Armed with beautification tools of the kind that I didn't even own, the ThreePees wiggled off to make sure that they were, well…ThreePee enough for the cameras.

“Can you believe them?” I asked, turning to Q. “I mean, the barrettes weren't enough; now they need to—” I stopped in midsentence. “Are you running a fever?” I asked, noticing the sweat on Q's brow.

“Uh-huh.”

“More than 101?”

“Uh-huh.”

“More than 102?”

“Yup.”

“More than 103?” I asked, my alarm growing.

“One-oh”—
Wheeesh-whooosh. Wheeesh-whooosh
—“five,” Q said. “But that's only because I'm wearing this long-sleeved top.”

My eyes practically popped out of my head.
One-oh-five?
I was so stunned I couldn't move.

“Don't worry,” she said. “I've gotten up to 107 before.”

Just then, the house lights dimmed again, but this time they didn't come back up to full brightness.

“Oh, relax, Mama Maureen, it's”—
Cough, cough
—“a manageable 101.8,” Q said. “I'm fine.”

“You're fine?” I said, taking in the greenness of her skin. “Let's not exaggerate, okay?”

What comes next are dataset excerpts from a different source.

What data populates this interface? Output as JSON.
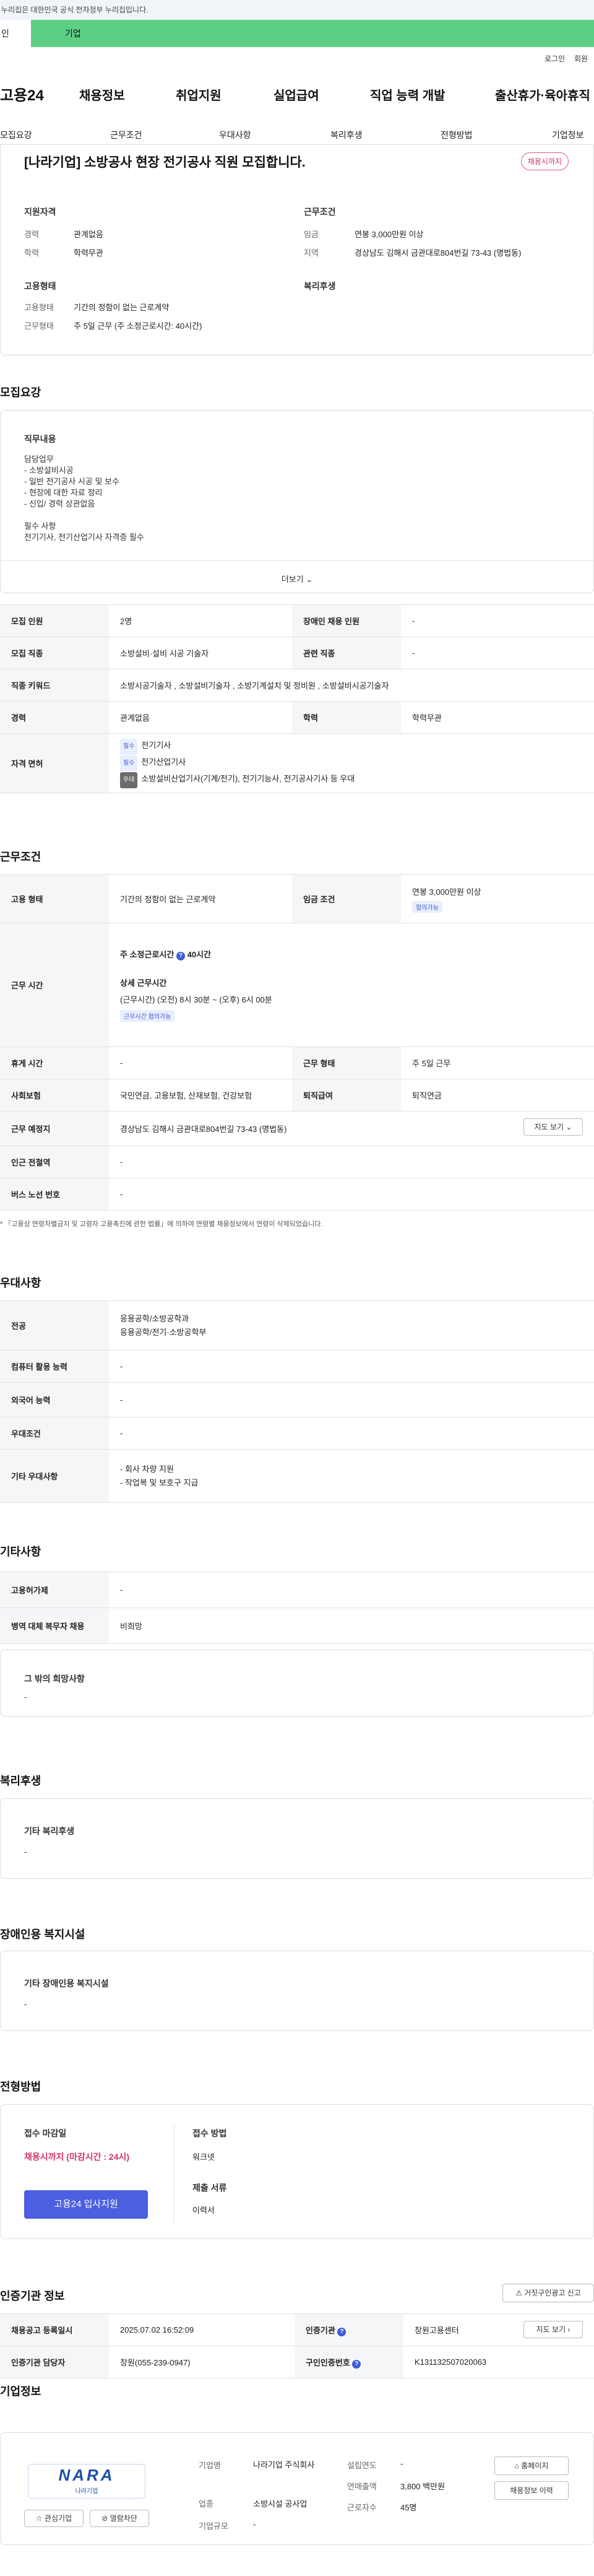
{
  "gov_notice": "누리집은 대한민국 공식 전자정부 누리집입니다.",
  "top_tabs": [
    "인",
    "기업"
  ],
  "util": {
    "login": "로그인",
    "signup": "회원"
  },
  "logo": "고용24",
  "gnb": [
    "채용정보",
    "취업지원",
    "실업급여",
    "직업 능력 개발",
    "출산휴가·육아휴직"
  ],
  "subnav": [
    "모집요강",
    "근무조건",
    "우대사항",
    "복리후생",
    "전형방법",
    "기업정보"
  ],
  "job": {
    "title": "[나라기업] 소방공사 현장 전기공사 직원 모집합니다.",
    "status": "채용시까지",
    "qual_title": "지원자격",
    "exp_label": "경력",
    "exp_value": "관계없음",
    "edu_label": "학력",
    "edu_value": "학력무관",
    "cond_title": "근무조건",
    "wage_label": "임금",
    "wage_value": "연봉 3,000만원 이상",
    "region_label": "지역",
    "region_value": "경상남도 김해시 금관대로804번길 73-43 (명법동)",
    "emp_title": "고용형태",
    "emp_type_label": "고용형태",
    "emp_type_value": "기간의 정함이 없는 근로계약",
    "work_form_label": "근무형태",
    "work_form_value": "주 5일 근무 (주 소정근로시간: 40시간)",
    "welfare_title": "복리후생"
  },
  "recruit": {
    "section": "모집요강",
    "duty_title": "직무내용",
    "duty_lines": [
      "담당업무",
      "- 소방설비시공",
      "- 일반 전기공사 시공 및 보수",
      "- 현장에 대한 자료 정리",
      "- 신입/ 경력 상관없음",
      "",
      "필수 사항",
      "전기기사, 전기산업기사 자격증 필수"
    ],
    "more": "더보기",
    "rows": {
      "count_label": "모집 인원",
      "count_value": "2명",
      "disabled_label": "장애인 채용 인원",
      "disabled_value": "-",
      "job_label": "모집 직종",
      "job_value": "소방설비·설비 시공 기술자",
      "related_label": "관련 직종",
      "related_value": "-",
      "keyword_label": "직종 키워드",
      "keyword_value": "소방시공기술자 , 소방설비기술자 , 소방기계설치 및 정비원 , 소방설비시공기술자",
      "exp_label": "경력",
      "exp_value": "관계없음",
      "edu_label": "학력",
      "edu_value": "학력무관",
      "license_label": "자격 면허",
      "licenses": [
        {
          "tag": "필수",
          "name": "전기기사"
        },
        {
          "tag": "필수",
          "name": "전기산업기사"
        },
        {
          "tag": "우대",
          "name": "소방설비산업기사(기계/전기), 전기기능사, 전기공사기사 등 우대"
        }
      ]
    }
  },
  "work": {
    "section": "근무조건",
    "emp_label": "고용 형태",
    "emp_value": "기간의 정함이 없는 근로계약",
    "wage_label": "임금 조건",
    "wage_value": "연봉 3,000만원 이상",
    "wage_chip": "협의가능",
    "hours_label": "근무 시간",
    "hours_weekly": "주 소정근로시간",
    "hours_weekly_value": "40시간",
    "hours_detail_title": "상세 근무시간",
    "hours_detail": "(근무시간) (오전) 8시 30분 ~ (오후) 6시 00분",
    "hours_chip": "근무시간 협의가능",
    "holiday_label": "휴게 시간",
    "holiday_value": "-",
    "form_label": "근무 형태",
    "form_value": "주 5일 근무",
    "insurance_label": "사회보험",
    "insurance_value": "국민연금, 고용보험, 산재보험, 건강보험",
    "retire_label": "퇴직급여",
    "retire_value": "퇴직연금",
    "place_label": "근무 예정지",
    "place_value": "경상남도 김해시 금관대로804번길 73-43 (명법동)",
    "map_btn": "지도 보기",
    "subway_label": "인근 전철역",
    "subway_value": "-",
    "bus_label": "버스 노선 번호",
    "bus_value": "-",
    "note": "* 「고용상 연령차별금지 및 고령자 고용촉진에 관한 법률」에 의하여 연령별 채용정보에서 연령이 삭제되었습니다."
  },
  "pref": {
    "section": "우대사항",
    "major_label": "전공",
    "major_value1": "응용공학/소방공학과",
    "major_value2": "응용공학/전기·소방공학부",
    "computer_label": "컴퓨터 활용 능력",
    "computer_value": "-",
    "lang_label": "외국어 능력",
    "lang_value": "-",
    "cond_label": "우대조건",
    "cond_value": "-",
    "other_label": "기타 우대사항",
    "other_value1": "- 회사 차량 지원",
    "other_value2": "- 작업복 및 보호구 지급"
  },
  "etc": {
    "section": "기타사항",
    "insured_label": "고용허가제",
    "insured_value": "-",
    "military_label": "병역 대체 복무자 채용",
    "military_value": "비희망",
    "wish_title": "그 밖의 희망사항",
    "wish_value": "-"
  },
  "welfare": {
    "section": "복리후생",
    "title": "기타 복리후생",
    "value": "-"
  },
  "disabled": {
    "section": "장애인용 복지시설",
    "title": "기타 장애인용 복지시설",
    "value": "-"
  },
  "screening": {
    "section": "전형방법",
    "deadline_label": "접수 마감일",
    "deadline_value": "채용시까지 (마감시간 : 24시)",
    "save_btn": "고용24 입사지원",
    "method_label": "접수 방법",
    "method_value": "워크넷",
    "docs_label": "제출 서류",
    "docs_value": "이력서"
  },
  "agency": {
    "section": "인증기관 정보",
    "report_btn": "거짓구인광고 신고",
    "reg_label": "채용공고 등록일시",
    "reg_value": "2025.07.02 16:52:09",
    "org_label": "인증기관",
    "org_value": "창원고용센터",
    "map_btn": "지도 보기",
    "manager_label": "인증기관 담당자",
    "manager_value": "창원(055-239-0947)",
    "job_no_label": "구인인증번호",
    "job_no_value": "K131132507020063"
  },
  "company": {
    "section": "기업정보",
    "logo_text": "NARA",
    "logo_sub": "나라기업",
    "interest_btn": "관심기업",
    "block_btn": "열람차단",
    "name_label": "기업명",
    "name_value": "나라기업 주식회사",
    "industry_label": "업종",
    "industry_value": "소방시설 공사업",
    "size_label": "기업규모",
    "size_value": "-",
    "founded_label": "설립연도",
    "founded_value": "-",
    "sales_label": "연매출액",
    "sales_value": "3,800 백만원",
    "staff_label": "근로자수",
    "staff_value": "45명",
    "home_btn": "홈페이지",
    "more_btn": "채용정보 이력"
  }
}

“And here we go now,” a guy in a black T-shirt barked at the teams as he adjusted a pair of headphones. “When I call your school, move to your assigned positions on the stage.” He crossed over to the center of the big red curtain and listened for instructions from someone in a booth, probably in the rear of the auditorium. The ThreePees scurried back over, still tending to their looks.

“How's my lipstick?” Kiki asked Brattany, seeking a last-minute inspection.

“Dominating. Mine?” Brattany asked. Kiki took a moment to look over her teammate's lips, then adjusted a strand of her hair.

“Fierce,” she said.

“Hey, turn your phones off, you guys, turn your phones off,” Beanpole excitedly reminded us, waving her cellie. “Make sure they are powered
all
the way off, too. It's instant disqualification.”